GAIA 2 : RESEAU D’ASSAINISSEMENT SOUS HAUTE SURVEILLANCE

Les Hauts-de-Seine font avancer le temps réel 

Article paru dans le numéro 209 Mars-Avril 2012 de la revue Hydroplus

 

Dans le but principal de réduire les rejets d’eaux usées en Seine par temps de pluie, le conseil général des Hauts de Seine (CG 92) a mis en service début décembre un nouvel outil de supervision de ses 625 km de réseaux d’assainissement, dont environ deux-tiers sont unitaires. Au programme: alertes en temps réel liées au contexte, mobilité et serveurs virtualisés.
 

Baptisé Gaia 2, l'outil contrôle à distance 750 capteurs de mesure, de nombreux automates, une vingtaine de déversoirs d’orage automatisés. Il incorpore en temps réel les données du réseau mais aussi les mesures et les prévisions pluviométriques. 
  

Des alertes liées au contexte

La principale originalité de Gaia 2 réside dans les « variables de synthèse » générées en temps réel. Un gros travail a en effet été fourni par le conseil général et la filiale de Lyonnaise des Eaux exploitant le réseau, la Société des eaux de Versailles et de Saint-Cloud (Sevesc), pour définir ces variables. L'objectif : lancer automatiquement des alertes en cas d’anomalie.

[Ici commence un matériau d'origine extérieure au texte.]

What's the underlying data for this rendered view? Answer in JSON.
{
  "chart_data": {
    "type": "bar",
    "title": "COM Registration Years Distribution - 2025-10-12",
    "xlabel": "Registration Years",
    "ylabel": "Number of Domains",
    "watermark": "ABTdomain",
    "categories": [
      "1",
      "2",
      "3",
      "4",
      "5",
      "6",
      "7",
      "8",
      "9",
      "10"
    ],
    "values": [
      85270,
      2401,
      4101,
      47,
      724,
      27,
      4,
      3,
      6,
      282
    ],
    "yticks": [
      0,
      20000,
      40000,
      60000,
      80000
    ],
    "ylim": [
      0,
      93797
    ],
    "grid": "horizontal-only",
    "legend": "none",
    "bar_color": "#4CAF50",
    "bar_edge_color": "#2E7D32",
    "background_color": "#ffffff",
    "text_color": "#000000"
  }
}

« Les alarmes classiques surgissent quand un appareil comme une pompe ne fonctionne pas. Par contre, avec notre outil des alertes sont aussi émises en fonction du contexte. Par exemple lorsqu’un déversoir d’orage déverse dans le milieu naturel alors qu’il ne pleut pas », détaille Bernadette Pister, responsable du service études et contrôle de la délégation à la direction de l’eau du CG 92. 

Preuve de l’importance de cet aspect du projet, 60% de la somme investie dans l’outil Gaia 2 (1 million d’euros) ont été consacrés aux études et au paramétrage. 

Des serveurs virtualisés 


Autres innovations, le superviseur est accessible par Internet et par des outils nomades, ce qui facilite les interventions d’urgence. 


Enfin, l’installation comprend des serveurs informatiques virtualisés innovants. « Plusieurs serveurs logiques (virtuels) tournent sur une même machine. Ici, deux serveurs virtualisés remplacent dix serveurs physiques classiques. Cela réduit les coûts en matériel et en maintenance, améliore la redondance du système et diminue la consommation d’électricité et l’encombrement », explique Renaud Ribal, responsable d’affaires chez Ineo, qui a conçu les systèmes informatiques de Gaïa 2 avec Ondeo Systems.